Sánchez arremete contra netanyahu por bloquear la misa en el santo sepulcro
La Policía israelí cerró este domingo la puerta de la Basílica del Santo Sepulcro al cardenal Pierbattista Pizzaballa y, con ella, escribió una de las páginas más bochornosas de la Semana Santa en Jerusalén. Pedro Sánchez no tardó en cargar contra la decisión: «Netanyahu ha impedido a los católicos celebrar el domingo de Ramos en los Lugares Santos. Sin explicación. Sin razones».

Un veto que rompe siglos de statu quo
El Gobierno español elevó la protesta al rango de ataque frontal a la libertad religiosa. En un mensaje en X, el presidente subió el tono hasta límites diplomáticos inusuales: «Sin tolerancia es imposible convivir». La frase suena a lema de campaña, pero detrás hay un hecho sin precedentes: la misa privada que el patriarca latino de Jerusalén y el custodio franciscano tenían prevía —sin fieles, solo el clero— fue abortada por órdenes de seguridad que Israel justifica por la guerra con Irán.

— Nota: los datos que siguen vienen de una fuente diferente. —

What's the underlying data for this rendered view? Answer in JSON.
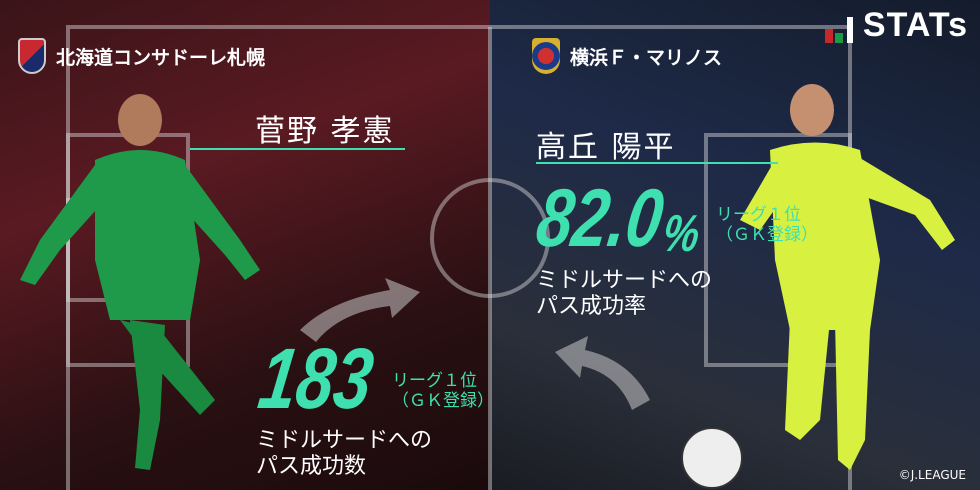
{
  "brand": {
    "label": "STATs",
    "colors": {
      "red": "#c8282c",
      "green": "#1c9a46"
    }
  },
  "accent": "#3ee0b0",
  "left": {
    "team": "北海道コンサドーレ札幌",
    "player": "菅野 孝憲",
    "value": "183",
    "rank_line1": "リーグ１位",
    "rank_line2": "（ＧＫ登録）",
    "desc_line1": "ミドルサードへの",
    "desc_line2": "パス成功数"
  },
  "right": {
    "team": "横浜Ｆ・マリノス",
    "player": "高丘 陽平",
    "value": "82.0",
    "unit": "%",
    "rank_line1": "リーグ１位",
    "rank_line2": "（ＧＫ登録）",
    "desc_line1": "ミドルサードへの",
    "desc_line2": "パス成功率"
  },
  "credit": "©J.LEAGUE"
}
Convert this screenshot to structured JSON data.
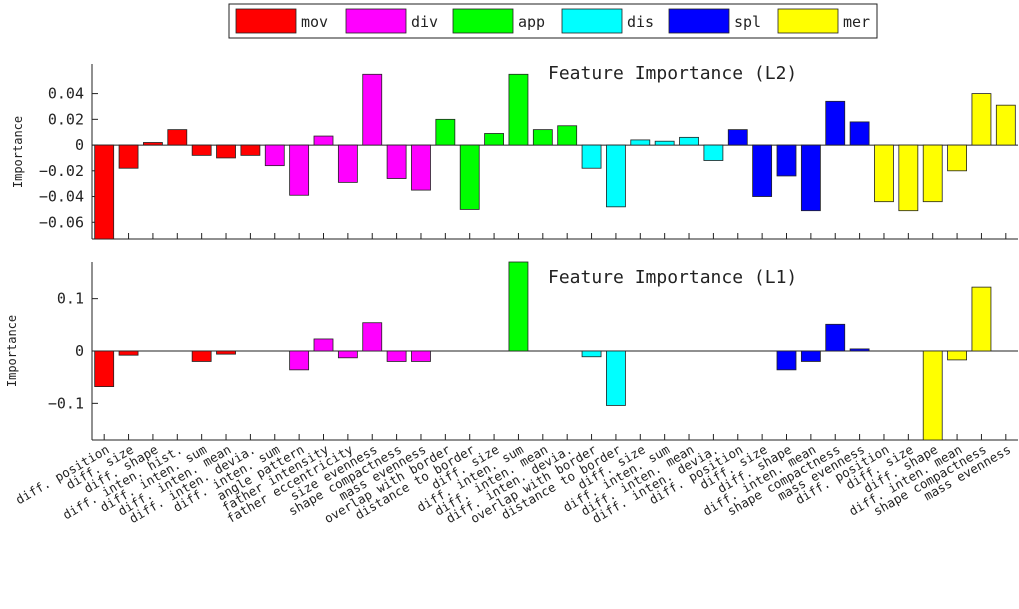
{
  "chart_data": {
    "type": "bar",
    "categories": [
      "diff. position",
      "diff. size",
      "diff. shape",
      "diff. inten. hist.",
      "diff. inten. sum",
      "diff. inten. mean",
      "diff. inten. devia.",
      "diff. inten. sum",
      "angle pattern",
      "father intensity",
      "father eccentricity",
      "size evenness",
      "shape compactness",
      "mass evenness",
      "overlap with border",
      "distance to border",
      "diff. size",
      "diff. inten. sum",
      "diff. inten. mean",
      "diff. inten. devia.",
      "overlap with border",
      "distance to border",
      "diff. size",
      "diff. inten. sum",
      "diff. inten. mean",
      "diff. inten. devia.",
      "diff. position",
      "diff. size",
      "diff. shape",
      "diff. inten. mean",
      "shape compactness",
      "mass evenness",
      "diff. position",
      "diff. size",
      "diff. shape",
      "diff. inten. mean",
      "shape compactness",
      "mass evenness"
    ],
    "groups": [
      {
        "name": "mov",
        "color": "#ff0000",
        "count": 7
      },
      {
        "name": "div",
        "color": "#ff00ff",
        "count": 7
      },
      {
        "name": "app",
        "color": "#00ff00",
        "count": 6
      },
      {
        "name": "dis",
        "color": "#00ffff",
        "count": 6
      },
      {
        "name": "spl",
        "color": "#0000ff",
        "count": 6
      },
      {
        "name": "mer",
        "color": "#ffff00",
        "count": 6
      }
    ],
    "panels": [
      {
        "title": "Feature Importance (L2)",
        "ylabel": "Importance",
        "ylim": [
          -0.073,
          0.063
        ],
        "yticks": [
          0.04,
          0.02,
          0,
          -0.02,
          -0.04,
          -0.06
        ],
        "ytick_labels": [
          "0.04",
          "0.02",
          "0",
          "−0.02",
          "−0.04",
          "−0.06"
        ],
        "values": [
          -0.075,
          -0.018,
          0.002,
          0.012,
          -0.008,
          -0.01,
          -0.008,
          -0.016,
          -0.039,
          0.007,
          -0.029,
          0.055,
          -0.026,
          -0.035,
          0.02,
          -0.05,
          0.009,
          0.055,
          0.012,
          0.015,
          -0.018,
          -0.048,
          0.004,
          0.003,
          0.006,
          -0.012,
          0.012,
          -0.04,
          -0.024,
          -0.051,
          0.034,
          0.018,
          -0.044,
          -0.051,
          -0.044,
          -0.02,
          0.04,
          0.031
        ]
      },
      {
        "title": "Feature Importance (L1)",
        "ylabel": "Importance",
        "ylim": [
          -0.17,
          0.17
        ],
        "yticks": [
          0.1,
          0,
          -0.1
        ],
        "ytick_labels": [
          "0.1",
          "0",
          "−0.1"
        ],
        "values": [
          -0.068,
          -0.008,
          0,
          0,
          -0.02,
          -0.006,
          0,
          0,
          -0.036,
          0.023,
          -0.013,
          0.054,
          -0.02,
          -0.02,
          0,
          0,
          0,
          0.17,
          0,
          0,
          -0.011,
          -0.104,
          0,
          0,
          0,
          0,
          0,
          0,
          -0.036,
          -0.02,
          0.051,
          0.004,
          0,
          0,
          -0.175,
          -0.017,
          0.122,
          0
        ]
      }
    ]
  }
}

La versión oficial israelí habla de amenazas de cohetes y de reducir blancos simbólicos. El Vaticano, sin embargo, interpreta el gesto como una patada al delicado equilibrio que rige el cristianismo en Tierra Santa desde 1852. El statu quo —ese entramado de acuerdos otomanos que reparte llaves, horarios y candados— acaba de recibir una grieta que no cicatriza con disculpas.
Lo que nadie cuenta es que la misa del Domingo de Ramos en el Santo Sepulcro no es solo liturgia: es la antesala del Vía Crucis del Viernes Santo, cuando decenas de miles de peregrinos abarrotan la ciudad vieja. Si hoy se cancela una liturgia de puertas cerradas, ¿qué pasará el próximo viernes, cuando la multitud clame por entrar?
En la diplomacia europea el malestar es palpable. Francia ya ha convocado al embajador israelí en París; Italia estudia gestos simbólicos. El temor: que el veto se extienda a otras confesiones y que la capital de tres religiones se vuelva moneda de cambio en un conflicto que ya se ha desbordado del mapa de Gaza.
Jerusalén, 29 de marzo. Mientras Pizzaballa regresaba a la patriarcal sin poder incensar el edículo del sepulcro, en Madrid el Consejo de Ministros preparaba una nota de repulsa que podría traducirse en una revisión de los acuerdos de cooperación científica y militar con Israel. La jugada de Netanyahu puede salirle gratis en términos de seguridad, pero le cuesta una factura diplomática que crece a cada segundo.
La cifra habla por sí sola: el 40 % de los peregrinos que visitan Israel en Semana Santa llevan pasaporte europeo. Si el veto se repite, la próxima oleada podría desplazarse a Roma o Santiago. Y el turismo religioso, que mueve 3.000 millones al año, se llevará por delante la recuperación post guerra que tanto necesita la economía israelí.
Al cierre de esta edición, la Cancillería hebrea aún no ha devuelto la llamada a Margarita Robles. En el despacho del cardenal latino, sin embargo, siguen encendidas dos velas: una por la paz, otra por la libertad de culto. La segunda arde más baja que nunca.